I caught several elbows on camera last night. Elbows, parts of heads, legs, torsos - I have never seen the Kala Ghoda festival so crowded on a weekday evening. There is no place to move, no place to sit, stand, point a camera at without the elbows and sometimes entire backs coming between the camera and the object. I exchange silent notes with other people with cameras when this happens. You know, eyes rolling, superior smiles, those kind of notes. In front of this inverted cone of plastic stuff, this man has been sitting crouched, his camera placed on the ground pointing up. He sits and sits and I wonder if he is waiting for a moment when the place is going to be empty. I finally ask him; turns out he is hoping to get a brilliant silhouette against the back-lit plastic hill and he shows me some of the earlier images from the crouched position. I don’t know his name but I know I will recognize those photographs if I come across them again - (note to self : go check out flickr right away).


So the crowds. There is nothing new in the food, the same overpriced Chetna snack stalls and the rest of it. The performances, I think I will reserve comment on them till I have picked up my snazzy t-shirt. So, the main draw? The installations. There are lots more than I have ever seen at Kala Ghoda. The mosquito men (is that what they are called? Why?) are my favorite - they are everywhere, balancing on a tight-rope walk, climbing what looks like a bee-hive, running away from a savage killer who has already struck several blunt clubs into his back.


Oh, that last one. Turns out, he is a smoker and those blunt clubs are air-filters of some sort and so on. I told you, hidden meanings. (Tip of the day : do not read those signboards that go with the installations, make up your own stories. It is much more fun that way).
People have discovered so many new causes this year…?, I wonder aloud. Letters to Pakistan, harassment of women, urban sanitation, democracy and all the rest of it. Nice, I support all of them. People just have more time now, they are all vela, tells my cynical friend. When in doubt, blame it on recession.
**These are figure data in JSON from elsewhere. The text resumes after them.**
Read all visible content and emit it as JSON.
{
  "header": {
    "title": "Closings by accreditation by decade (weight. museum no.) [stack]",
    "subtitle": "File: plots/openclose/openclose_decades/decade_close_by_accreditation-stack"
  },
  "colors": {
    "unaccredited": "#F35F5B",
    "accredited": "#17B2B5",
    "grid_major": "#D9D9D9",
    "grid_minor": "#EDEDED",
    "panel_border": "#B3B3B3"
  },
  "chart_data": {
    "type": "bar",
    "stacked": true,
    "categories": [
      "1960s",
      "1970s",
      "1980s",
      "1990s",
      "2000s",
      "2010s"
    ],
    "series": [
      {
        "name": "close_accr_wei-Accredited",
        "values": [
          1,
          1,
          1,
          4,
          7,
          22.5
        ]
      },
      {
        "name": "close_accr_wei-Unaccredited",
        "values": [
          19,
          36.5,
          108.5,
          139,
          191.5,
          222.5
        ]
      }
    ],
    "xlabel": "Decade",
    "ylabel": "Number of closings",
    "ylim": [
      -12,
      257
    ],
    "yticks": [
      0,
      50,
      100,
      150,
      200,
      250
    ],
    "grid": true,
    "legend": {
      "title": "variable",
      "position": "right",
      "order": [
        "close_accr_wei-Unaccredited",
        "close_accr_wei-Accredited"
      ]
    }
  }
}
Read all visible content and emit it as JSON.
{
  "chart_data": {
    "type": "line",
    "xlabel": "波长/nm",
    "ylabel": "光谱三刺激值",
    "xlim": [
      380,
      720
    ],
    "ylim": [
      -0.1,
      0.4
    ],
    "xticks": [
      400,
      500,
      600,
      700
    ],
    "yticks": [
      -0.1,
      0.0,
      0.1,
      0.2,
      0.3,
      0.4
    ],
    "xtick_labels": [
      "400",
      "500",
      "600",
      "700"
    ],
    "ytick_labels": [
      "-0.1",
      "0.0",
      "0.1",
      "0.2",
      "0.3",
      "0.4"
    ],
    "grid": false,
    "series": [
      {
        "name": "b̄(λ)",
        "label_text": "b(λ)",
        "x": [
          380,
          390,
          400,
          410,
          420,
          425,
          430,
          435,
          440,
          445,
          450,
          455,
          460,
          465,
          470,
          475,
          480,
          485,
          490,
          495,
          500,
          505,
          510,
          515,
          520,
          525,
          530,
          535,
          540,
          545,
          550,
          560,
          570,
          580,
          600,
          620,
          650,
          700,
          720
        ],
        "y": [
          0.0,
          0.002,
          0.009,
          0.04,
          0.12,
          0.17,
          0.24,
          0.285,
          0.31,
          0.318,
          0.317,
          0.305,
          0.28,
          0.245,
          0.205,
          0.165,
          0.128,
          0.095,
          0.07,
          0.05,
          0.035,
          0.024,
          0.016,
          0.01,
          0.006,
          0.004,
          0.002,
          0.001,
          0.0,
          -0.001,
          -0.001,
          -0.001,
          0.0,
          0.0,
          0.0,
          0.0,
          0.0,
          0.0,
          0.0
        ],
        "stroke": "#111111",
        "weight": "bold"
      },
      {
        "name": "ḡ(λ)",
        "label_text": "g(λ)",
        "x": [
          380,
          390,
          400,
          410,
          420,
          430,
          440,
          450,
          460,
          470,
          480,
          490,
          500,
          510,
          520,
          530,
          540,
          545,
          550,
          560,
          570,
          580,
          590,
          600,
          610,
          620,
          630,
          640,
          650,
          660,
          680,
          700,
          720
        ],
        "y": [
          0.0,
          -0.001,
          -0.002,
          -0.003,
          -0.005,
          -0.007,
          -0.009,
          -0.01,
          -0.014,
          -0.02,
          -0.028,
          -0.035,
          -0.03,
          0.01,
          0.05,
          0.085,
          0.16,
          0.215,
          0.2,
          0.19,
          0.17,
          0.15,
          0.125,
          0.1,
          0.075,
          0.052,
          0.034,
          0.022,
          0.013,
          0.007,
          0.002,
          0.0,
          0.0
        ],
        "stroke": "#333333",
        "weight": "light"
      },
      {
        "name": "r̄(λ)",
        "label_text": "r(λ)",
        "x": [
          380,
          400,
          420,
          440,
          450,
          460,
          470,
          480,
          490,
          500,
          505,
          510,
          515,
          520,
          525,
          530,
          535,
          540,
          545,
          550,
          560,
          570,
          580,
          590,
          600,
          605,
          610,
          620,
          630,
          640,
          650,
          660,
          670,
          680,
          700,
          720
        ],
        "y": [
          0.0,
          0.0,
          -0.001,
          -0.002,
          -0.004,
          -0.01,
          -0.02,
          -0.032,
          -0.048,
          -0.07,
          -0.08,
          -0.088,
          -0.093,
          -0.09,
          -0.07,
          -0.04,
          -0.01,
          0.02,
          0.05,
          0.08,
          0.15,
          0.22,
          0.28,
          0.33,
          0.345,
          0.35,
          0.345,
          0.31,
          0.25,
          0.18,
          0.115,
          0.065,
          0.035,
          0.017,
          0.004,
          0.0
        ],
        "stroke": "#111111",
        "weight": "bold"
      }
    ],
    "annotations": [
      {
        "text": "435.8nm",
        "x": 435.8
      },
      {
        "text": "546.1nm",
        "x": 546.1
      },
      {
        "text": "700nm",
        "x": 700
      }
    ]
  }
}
I don’t know if he is talking about those behind the installation or those in front of them, watching them and wondering about the hidden deeper meanings. Whatever. There is a huge variety of street installations, some up in the air, some on the ground, all of them fascinating. People are looking obediently through whichever windows they have been asked to look through and signing their names and leaving their thoughts wherever they have been asked to.


There is a cynic in our midst, he (she?) has written on the democracy thingie on the pavement - it does not matter which donkey you vote for, the fact remains that everyone in power eventually becomes a donkey. Clearly, one voter we are not going to see at the poll booths this time. Someone else is thinking about Valentine’s Day (and pink Chaddis too, I like to imagine) and says, Vote for the right Candy-Date.
I like the tiny booth set up by the Fight-Back group too. It is perhaps because it is dark by the time I walk through the narrow lanes inside the booth but it does feel claustrophobic. I keep expecting someone to pop out and say Boo or some thing. For a minute inside the alley, I am truly alone.


In all this, I see I missed the magic balls and I fully intend to hunt for them when I go back tomorrow.